Ernest Hemingway once observed that bankruptcy happens gradually, then all at once. That's how our relationship with the internet turned from a psychological experiment into a pathology. We replaced editors with engagement metrics, then mistook identity for insight. We trained ourselves to react rather than reflect before arriving at a digital infrastructure where saying the French president's wife is a man gets you more attention than a genocide in Africa. Candace Owens understood this all too well. There is a powerful intelligence at work here, and she understands better than most – and it's a competitive field – how to hijack the culture and monetise it.

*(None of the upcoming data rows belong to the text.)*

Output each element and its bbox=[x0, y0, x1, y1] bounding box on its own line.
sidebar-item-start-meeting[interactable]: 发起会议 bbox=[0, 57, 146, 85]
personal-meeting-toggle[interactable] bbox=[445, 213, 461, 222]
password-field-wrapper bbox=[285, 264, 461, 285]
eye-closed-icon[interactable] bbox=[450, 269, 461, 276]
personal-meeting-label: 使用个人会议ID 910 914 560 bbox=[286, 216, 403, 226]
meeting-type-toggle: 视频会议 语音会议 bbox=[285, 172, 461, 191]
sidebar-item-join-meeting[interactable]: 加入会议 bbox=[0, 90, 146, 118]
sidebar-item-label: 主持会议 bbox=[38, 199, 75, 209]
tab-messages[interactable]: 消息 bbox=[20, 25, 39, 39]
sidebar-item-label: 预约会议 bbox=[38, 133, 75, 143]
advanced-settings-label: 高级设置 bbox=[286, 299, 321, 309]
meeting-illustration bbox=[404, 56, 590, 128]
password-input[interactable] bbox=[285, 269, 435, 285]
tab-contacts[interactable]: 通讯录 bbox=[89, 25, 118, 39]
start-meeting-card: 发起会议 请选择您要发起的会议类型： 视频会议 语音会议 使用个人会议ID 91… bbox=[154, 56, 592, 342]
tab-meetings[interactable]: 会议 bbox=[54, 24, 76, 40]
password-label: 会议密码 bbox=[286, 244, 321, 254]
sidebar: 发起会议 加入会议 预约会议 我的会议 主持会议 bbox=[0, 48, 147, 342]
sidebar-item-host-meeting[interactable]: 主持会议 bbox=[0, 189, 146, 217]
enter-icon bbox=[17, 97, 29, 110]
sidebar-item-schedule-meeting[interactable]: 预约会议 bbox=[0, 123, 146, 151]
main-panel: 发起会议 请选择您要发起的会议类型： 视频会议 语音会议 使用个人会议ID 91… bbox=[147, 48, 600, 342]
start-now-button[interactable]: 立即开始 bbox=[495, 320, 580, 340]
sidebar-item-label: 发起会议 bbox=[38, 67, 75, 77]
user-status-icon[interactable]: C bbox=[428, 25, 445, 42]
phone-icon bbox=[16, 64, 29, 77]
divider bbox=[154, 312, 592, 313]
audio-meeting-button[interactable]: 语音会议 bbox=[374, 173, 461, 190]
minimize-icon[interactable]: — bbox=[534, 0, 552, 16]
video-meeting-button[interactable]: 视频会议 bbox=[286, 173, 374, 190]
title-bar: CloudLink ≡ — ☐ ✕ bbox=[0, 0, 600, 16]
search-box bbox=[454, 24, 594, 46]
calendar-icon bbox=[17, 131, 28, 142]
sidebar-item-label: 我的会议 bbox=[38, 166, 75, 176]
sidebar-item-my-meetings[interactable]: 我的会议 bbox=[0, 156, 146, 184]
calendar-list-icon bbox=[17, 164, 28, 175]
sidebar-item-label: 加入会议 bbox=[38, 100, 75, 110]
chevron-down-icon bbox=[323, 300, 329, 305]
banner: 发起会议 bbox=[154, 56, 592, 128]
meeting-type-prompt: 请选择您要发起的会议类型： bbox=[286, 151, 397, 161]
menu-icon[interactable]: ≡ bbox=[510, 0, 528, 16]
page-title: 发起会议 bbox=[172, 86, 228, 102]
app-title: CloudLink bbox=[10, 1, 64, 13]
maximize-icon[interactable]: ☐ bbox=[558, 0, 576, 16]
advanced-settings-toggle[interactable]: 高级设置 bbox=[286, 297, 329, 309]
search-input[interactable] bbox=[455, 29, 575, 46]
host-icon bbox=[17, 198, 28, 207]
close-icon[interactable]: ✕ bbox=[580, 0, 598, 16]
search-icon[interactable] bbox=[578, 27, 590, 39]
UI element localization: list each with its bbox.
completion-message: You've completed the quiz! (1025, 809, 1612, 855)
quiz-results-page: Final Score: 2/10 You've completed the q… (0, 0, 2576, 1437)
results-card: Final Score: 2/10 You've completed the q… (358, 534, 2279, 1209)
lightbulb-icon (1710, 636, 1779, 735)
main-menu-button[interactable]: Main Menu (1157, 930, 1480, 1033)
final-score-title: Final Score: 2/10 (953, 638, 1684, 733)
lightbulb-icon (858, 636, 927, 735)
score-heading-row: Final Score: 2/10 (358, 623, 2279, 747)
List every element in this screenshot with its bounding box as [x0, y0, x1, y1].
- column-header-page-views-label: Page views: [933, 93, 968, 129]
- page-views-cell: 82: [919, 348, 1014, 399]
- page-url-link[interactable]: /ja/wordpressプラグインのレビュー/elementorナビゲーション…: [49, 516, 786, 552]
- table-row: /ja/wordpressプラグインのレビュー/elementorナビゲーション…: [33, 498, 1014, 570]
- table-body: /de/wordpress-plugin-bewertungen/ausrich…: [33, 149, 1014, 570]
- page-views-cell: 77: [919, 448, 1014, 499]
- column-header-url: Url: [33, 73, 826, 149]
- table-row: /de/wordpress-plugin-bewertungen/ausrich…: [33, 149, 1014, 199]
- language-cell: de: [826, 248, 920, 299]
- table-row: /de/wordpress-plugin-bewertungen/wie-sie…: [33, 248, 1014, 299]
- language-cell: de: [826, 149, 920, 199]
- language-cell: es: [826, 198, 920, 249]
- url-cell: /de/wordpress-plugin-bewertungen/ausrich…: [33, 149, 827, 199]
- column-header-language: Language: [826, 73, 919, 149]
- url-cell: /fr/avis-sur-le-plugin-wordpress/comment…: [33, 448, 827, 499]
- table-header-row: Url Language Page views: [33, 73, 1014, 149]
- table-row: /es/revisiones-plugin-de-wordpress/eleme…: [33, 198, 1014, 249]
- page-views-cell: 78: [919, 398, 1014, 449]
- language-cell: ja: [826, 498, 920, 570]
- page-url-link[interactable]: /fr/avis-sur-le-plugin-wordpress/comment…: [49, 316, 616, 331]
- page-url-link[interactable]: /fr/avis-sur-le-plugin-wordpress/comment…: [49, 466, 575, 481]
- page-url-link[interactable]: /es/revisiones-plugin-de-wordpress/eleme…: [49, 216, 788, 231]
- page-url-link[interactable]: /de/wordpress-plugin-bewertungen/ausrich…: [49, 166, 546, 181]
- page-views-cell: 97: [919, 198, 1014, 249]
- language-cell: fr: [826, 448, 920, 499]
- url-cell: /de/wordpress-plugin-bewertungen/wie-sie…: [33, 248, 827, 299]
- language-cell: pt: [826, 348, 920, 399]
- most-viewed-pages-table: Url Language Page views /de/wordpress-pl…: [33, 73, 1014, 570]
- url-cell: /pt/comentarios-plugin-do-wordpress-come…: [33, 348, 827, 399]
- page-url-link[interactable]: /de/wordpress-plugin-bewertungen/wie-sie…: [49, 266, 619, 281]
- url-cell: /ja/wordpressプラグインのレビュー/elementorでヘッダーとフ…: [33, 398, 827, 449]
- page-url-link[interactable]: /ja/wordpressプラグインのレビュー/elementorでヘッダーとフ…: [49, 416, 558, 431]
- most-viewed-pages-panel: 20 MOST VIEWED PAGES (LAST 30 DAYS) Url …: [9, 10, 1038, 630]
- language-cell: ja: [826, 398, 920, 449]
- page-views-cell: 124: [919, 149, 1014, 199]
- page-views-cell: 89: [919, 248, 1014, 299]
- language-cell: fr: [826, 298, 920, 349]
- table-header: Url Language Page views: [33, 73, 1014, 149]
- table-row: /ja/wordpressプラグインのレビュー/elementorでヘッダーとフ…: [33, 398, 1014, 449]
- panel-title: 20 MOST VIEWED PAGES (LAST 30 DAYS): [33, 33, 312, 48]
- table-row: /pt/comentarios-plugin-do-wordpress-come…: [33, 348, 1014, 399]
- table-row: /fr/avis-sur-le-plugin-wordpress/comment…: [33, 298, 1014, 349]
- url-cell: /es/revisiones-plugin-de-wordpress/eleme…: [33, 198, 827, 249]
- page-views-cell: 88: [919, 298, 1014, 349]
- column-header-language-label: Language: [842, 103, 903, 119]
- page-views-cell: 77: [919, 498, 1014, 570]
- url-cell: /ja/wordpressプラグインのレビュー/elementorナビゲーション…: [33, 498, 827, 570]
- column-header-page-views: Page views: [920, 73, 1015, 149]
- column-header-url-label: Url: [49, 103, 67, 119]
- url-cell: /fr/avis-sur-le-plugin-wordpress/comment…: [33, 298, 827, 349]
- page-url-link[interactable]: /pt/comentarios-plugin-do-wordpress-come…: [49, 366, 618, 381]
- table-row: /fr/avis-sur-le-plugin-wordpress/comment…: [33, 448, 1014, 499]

The formula is elegant in its simplicity: Controversy drives engagement. Engagement drives ad revenue. Ad revenue drives more controversy. It's a perpetual motion machine powered by human psychology — our inability to look away from a car crash, our desperate need to feel smarter than "them," our addiction to righteous anger. Owens didn't create this system. She just perfected it.
So what now?
The Macrons may win the lawsuit, perhaps even extract an apology, but it won't change a thing. Owens will wear it like a badge of honour, turn it into content, and watch the Patreon numbers climb.
Whatever happens, it will simply bring more attention to Candace Owens, which is the whole point of the game. Furthermore, being sued by the French President is proof you've rattled the right people, hit a nerve, maybe even landed on the truth. So begins the latest episode in the never-ending story of "me versus the system." And the system plays its part.
The real tragedy isn't that Owens exists — every era has its demagogues. It's that we've built an information architecture that rewards her behaviour. We've created a world where the most efficient path to influence runs straight through the sewer. And we keep clicking.
In summary
Candace Owens is the attention economy's perfect monster. A woman forged in the fires of outrage, sharpened by the algorithm and anointed by an audience that doesn't want truth, just someone who'll sneer at the other side with enough confidence to sound like gospel. This is politics as entertainment, and it's exactly what we ordered.
But here's the thing about monsters: They only exist because we feed them. Every hate-watch, every quote-tweet, every outraged share is another meal. We know this, and we do it anyway. Because in the attention economy, we're not just the audience — we're the product, the promoter, and the mark, all rolled into one. Candace Owens isn't the disease. She's just the symptom we can't stop scratching.